Marc Forster hat mit "Drachenläufer" erneut seine Vielseitigkeit unter Beweis gestellt, nachdem ihm mit "Monsters Ball" vor vier Jahren der Durchbruch gelang. Selten gab es im amerikanischen Kino ein so ungleiches Paar wie die Afroamerikanerin Letecia und den weißen Rassisten Hank. Halle Berry spielte Letecia so verzweifelt und gebrochen, dass sie für ihre Rolle zu Recht den Oscar bekam. Mit Billy Bob Thornton an ihrer Seite als Hank ging es in "Monsters Ball" um zwei vom Leben Betrogene, die sich selbst und ihren Lebensmut wiederfinden. Als nächstes drehte Marc Forster den schönen "Finding Neverland" mit Johnny Depp und Kate Winslet, wandelte dann mit "STAY" auf den Pfaden von David Lynch. Die Geschichte um einen Psychiater, er einen labilen jungen Mann vom Selbstmord abhalten möchte, war verworren, verstörend und irgendwie auch faszinierend. Im Kino floppte das Werk. Marc Forster hatte für diesen experimentellen, aber für ihn sehr persönlichen Film das Angebot ausgeschlagen, bei "Harry Potter" Regie zu führen. Um Geld geht es ihm in seiner Arbeit nicht.

"Ich habe mich sehr früh dafür entschieden, dass ich nur das machen kann, für das ich 'Passion' habe, sonst wäre ich in der Schweiz geblieben und hätte 'Banking' gemacht. Aber ich hatte ja keine Verantwortung, keine Familie, die ich ernähren muss oder so. Ich kann eigentlich sehr einfach und bescheiden leben und es ging mir eigentlich nie darum, wie viel ich bezahlt bekomme. Das ist eigentlich nebensächlich. Die Bezahlung an sich ist nur eine Respektfrage.""

Bisher konnte Marc Forster noch mit jedem Film beweisen, dass die Stoffe, die er bearbeitet, von seinem europäischen Blick von außen profitieren.

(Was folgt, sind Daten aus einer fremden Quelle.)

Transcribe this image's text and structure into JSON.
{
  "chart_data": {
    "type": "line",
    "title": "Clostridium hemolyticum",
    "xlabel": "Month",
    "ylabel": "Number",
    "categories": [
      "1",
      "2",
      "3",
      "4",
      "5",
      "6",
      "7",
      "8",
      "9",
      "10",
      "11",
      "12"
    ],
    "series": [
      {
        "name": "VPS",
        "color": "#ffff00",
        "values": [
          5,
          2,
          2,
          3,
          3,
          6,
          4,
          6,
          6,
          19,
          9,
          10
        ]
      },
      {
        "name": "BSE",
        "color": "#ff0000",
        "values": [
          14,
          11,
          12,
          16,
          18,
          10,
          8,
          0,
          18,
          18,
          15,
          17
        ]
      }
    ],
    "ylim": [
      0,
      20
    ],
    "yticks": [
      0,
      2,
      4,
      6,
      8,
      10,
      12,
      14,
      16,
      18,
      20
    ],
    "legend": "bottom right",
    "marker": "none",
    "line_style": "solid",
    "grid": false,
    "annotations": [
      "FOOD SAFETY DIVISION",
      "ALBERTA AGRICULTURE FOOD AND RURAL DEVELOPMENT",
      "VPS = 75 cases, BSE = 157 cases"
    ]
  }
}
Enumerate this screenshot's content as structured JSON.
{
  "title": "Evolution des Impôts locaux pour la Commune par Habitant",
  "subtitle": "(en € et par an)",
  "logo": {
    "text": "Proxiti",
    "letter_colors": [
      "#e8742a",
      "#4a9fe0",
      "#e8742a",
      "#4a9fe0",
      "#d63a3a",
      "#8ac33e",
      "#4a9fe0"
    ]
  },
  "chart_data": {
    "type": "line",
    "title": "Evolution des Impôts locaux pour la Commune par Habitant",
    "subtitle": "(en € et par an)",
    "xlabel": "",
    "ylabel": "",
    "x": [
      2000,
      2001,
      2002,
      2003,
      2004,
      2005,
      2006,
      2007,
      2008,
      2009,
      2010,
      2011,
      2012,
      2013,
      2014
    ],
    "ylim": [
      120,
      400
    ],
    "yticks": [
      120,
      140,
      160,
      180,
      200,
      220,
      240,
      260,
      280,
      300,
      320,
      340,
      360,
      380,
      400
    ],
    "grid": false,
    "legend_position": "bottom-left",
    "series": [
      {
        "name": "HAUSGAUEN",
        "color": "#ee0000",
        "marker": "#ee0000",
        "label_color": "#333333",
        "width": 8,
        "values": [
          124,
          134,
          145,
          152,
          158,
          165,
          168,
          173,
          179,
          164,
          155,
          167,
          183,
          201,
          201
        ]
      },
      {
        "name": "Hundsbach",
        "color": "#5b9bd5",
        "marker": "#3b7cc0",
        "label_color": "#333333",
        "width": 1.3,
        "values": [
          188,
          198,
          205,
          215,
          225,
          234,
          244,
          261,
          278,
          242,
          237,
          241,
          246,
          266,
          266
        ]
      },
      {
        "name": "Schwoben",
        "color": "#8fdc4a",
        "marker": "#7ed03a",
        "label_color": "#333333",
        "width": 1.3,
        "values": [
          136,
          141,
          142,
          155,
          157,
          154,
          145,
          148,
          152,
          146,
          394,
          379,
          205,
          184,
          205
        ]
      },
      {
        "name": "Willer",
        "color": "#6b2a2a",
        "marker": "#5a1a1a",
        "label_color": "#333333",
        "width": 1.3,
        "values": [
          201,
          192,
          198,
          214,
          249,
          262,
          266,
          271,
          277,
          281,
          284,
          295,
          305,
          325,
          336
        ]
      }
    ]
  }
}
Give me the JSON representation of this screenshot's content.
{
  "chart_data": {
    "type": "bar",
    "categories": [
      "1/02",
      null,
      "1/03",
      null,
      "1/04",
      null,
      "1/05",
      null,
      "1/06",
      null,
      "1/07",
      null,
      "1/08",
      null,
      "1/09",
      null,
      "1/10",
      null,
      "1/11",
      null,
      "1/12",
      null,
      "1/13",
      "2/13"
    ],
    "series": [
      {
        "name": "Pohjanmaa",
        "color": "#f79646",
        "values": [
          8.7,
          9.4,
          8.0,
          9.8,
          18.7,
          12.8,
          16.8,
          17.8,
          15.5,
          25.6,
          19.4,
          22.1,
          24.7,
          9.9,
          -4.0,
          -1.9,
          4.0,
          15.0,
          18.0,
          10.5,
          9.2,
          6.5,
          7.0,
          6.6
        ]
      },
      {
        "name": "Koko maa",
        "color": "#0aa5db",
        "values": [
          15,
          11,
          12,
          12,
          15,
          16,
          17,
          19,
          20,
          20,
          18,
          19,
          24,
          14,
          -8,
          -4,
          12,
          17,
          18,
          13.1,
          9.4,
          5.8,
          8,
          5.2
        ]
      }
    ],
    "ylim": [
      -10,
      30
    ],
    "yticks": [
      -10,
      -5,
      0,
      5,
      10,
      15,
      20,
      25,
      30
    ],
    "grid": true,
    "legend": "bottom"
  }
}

Nun dreht er den neuen James Bond. Offiziell darf er über die Handlung nichts sagen, verrät jedoch was ihn an dieser Herausforderung so reizte.

"Am Anfang, wo ich die Produzenten getroffen habe, war ich mir noch nicht sicher, ob ich den Film machen sollte oder nicht. Aber ich finde Daniel Craig hat James Bond … gab ein ganz neues, psychologisches Bild. Dieses psychologische Bild finde ich sehr interessant, weil schlussendlich, wie James Bond angefangen hat mit den exotischen Locations, das kennt man ja heute alles. Die Erde ist ja so klein geworden und Leute können an diese Locations selber reisen …Ich glaube, dass eigentlich die Reise, die sehr schön ist, ist die innere Reise in James Bond, weil die hat man noch nicht gesehen. Die wurde so ein bisschen angefangen, aufgerissen im letzten, aber die fortzuführen, finde ich viel interessanter."

Man darf gespannt sein, ob es Marc Forster gelingen wird, auch beim "Bond" seine persönliche Handschrift einzubringen. Nach dieser Megaproduktion, seinem sechsten Film innerhalb von fünf Jahren, will der 39-jährige Marc Forster dann erst einmal eine Auszeit nehmen.